Way back when I was an undergraduate, before my mission, I took a class on Shakespeare. I had read some Shakespeare before, but this class particularly focused on rhetoric and on Shakespeare's writing. We spent quite a bit of time on the sonnets, and my professor even had us write a sonnet (mine wasn't very good), and I fell in love with sonnets. After that first time, I took several other classes on Early Modern literature, both in England and the rest of Europe. I still love sonnets; I love the way that a tight form governs word choice and I love their particular rhythm. A sonnet is beauty wrapped up in a neat little package.

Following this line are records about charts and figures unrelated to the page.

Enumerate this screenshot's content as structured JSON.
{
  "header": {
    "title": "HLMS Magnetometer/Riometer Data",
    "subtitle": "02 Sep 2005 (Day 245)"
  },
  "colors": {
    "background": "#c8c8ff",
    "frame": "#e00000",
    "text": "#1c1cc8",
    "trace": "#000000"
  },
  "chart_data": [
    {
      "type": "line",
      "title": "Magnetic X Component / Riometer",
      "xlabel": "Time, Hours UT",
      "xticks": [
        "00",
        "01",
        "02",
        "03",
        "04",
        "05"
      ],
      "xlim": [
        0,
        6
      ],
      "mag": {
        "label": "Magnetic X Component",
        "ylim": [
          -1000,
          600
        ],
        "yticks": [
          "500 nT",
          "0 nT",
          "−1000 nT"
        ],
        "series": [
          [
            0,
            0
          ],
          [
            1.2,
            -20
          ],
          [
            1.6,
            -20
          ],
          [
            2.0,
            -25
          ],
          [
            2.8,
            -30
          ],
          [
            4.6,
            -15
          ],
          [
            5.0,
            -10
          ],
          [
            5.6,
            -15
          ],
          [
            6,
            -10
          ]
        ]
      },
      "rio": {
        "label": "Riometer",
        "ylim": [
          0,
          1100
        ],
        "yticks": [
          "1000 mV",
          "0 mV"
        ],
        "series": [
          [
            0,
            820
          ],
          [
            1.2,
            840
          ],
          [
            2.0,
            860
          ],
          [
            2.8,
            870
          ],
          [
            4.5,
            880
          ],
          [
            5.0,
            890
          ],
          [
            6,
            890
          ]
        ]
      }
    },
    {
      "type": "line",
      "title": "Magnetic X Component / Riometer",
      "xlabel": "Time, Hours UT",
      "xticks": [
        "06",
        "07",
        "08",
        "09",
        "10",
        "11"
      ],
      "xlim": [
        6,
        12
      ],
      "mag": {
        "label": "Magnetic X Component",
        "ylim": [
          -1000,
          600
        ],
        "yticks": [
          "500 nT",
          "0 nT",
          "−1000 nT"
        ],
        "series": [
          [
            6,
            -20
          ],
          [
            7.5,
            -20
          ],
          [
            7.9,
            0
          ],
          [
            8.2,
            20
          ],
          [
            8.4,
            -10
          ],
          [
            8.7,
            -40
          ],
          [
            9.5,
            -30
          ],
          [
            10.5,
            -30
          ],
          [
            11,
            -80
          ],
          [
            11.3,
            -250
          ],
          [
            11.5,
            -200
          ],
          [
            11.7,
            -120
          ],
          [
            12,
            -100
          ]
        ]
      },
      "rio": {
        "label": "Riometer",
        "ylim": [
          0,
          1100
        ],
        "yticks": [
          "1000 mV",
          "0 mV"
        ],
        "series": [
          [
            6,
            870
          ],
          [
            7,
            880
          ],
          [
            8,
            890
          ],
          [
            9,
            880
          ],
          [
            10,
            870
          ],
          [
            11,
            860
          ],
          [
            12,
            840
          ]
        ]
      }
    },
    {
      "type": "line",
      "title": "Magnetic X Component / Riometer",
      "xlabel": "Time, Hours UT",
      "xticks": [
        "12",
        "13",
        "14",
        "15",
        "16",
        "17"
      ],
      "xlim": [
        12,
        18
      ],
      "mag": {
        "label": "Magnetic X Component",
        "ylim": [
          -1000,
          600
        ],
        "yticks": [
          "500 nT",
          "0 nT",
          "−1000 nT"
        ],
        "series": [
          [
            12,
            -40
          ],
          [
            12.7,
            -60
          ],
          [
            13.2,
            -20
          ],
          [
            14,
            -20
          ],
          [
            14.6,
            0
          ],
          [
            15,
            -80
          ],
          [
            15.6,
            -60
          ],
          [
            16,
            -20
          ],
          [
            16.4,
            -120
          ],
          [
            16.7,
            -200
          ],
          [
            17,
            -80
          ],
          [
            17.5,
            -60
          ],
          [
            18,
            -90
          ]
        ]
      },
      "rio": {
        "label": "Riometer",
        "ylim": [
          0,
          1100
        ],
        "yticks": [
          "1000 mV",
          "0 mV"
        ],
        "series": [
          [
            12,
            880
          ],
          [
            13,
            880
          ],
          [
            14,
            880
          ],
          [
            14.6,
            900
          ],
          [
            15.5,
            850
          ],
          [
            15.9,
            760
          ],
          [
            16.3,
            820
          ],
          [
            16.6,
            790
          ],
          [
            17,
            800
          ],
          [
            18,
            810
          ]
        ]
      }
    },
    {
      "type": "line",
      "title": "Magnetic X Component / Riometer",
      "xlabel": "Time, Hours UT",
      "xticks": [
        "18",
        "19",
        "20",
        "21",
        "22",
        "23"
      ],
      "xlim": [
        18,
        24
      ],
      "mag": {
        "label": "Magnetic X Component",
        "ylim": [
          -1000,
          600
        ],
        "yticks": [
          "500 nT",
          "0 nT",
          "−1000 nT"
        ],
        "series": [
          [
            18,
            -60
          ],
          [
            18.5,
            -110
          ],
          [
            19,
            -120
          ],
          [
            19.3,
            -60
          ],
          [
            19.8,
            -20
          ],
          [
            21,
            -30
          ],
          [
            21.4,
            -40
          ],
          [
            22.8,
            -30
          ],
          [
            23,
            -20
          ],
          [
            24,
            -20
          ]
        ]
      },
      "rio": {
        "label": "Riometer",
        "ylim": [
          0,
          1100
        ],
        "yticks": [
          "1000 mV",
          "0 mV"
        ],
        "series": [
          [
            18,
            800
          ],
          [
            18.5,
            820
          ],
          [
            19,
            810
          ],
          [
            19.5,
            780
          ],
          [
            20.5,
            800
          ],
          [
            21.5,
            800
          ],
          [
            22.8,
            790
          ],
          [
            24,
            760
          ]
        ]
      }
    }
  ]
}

This is a sonnet that I encountered several times in my studies. It was written by Sir Thomas Wyatt, who is generally considered to be the person who introduced the sonnet form to England through his translations of Petrach. He was a member of the Tudor court and was one imprisioned on suspicion of having an affair with Anne Boleyn. Many people think this poem refers to Anne Boleyn as the forbidden deer (or hind) that he wanted to hunt and yet could never catch. There was a legend that Cesaer's royal deer wore diamond collars inscribed in Latin "touch me not for I am Cesaer's". I don't know why I love this particular sonnet so much; it's just fun to read out loud.

Whoso list to hunt
by Sir Thomas Wyatt

Whoso list to hunt, I know where is an hind,
But as for me, hélas, I may no more.
The vain travail hath wearied me so sore,
I am of them that farthest cometh behind.
 
Yet may I by no means my wearied mind
Draw from the deer, but as she fleeth afore
Fainting I follow. I leave off therefore,
Sithens in a net I seek to hold the wind.

Who list her hunt, I put him out of doubt,
As well as I may spend his time in vain.
And graven with diamonds in letters plain
There is written, her fair neck round about:

Noli me tangere, for Caesar's I am,
And wild for to hold, though I seem tame.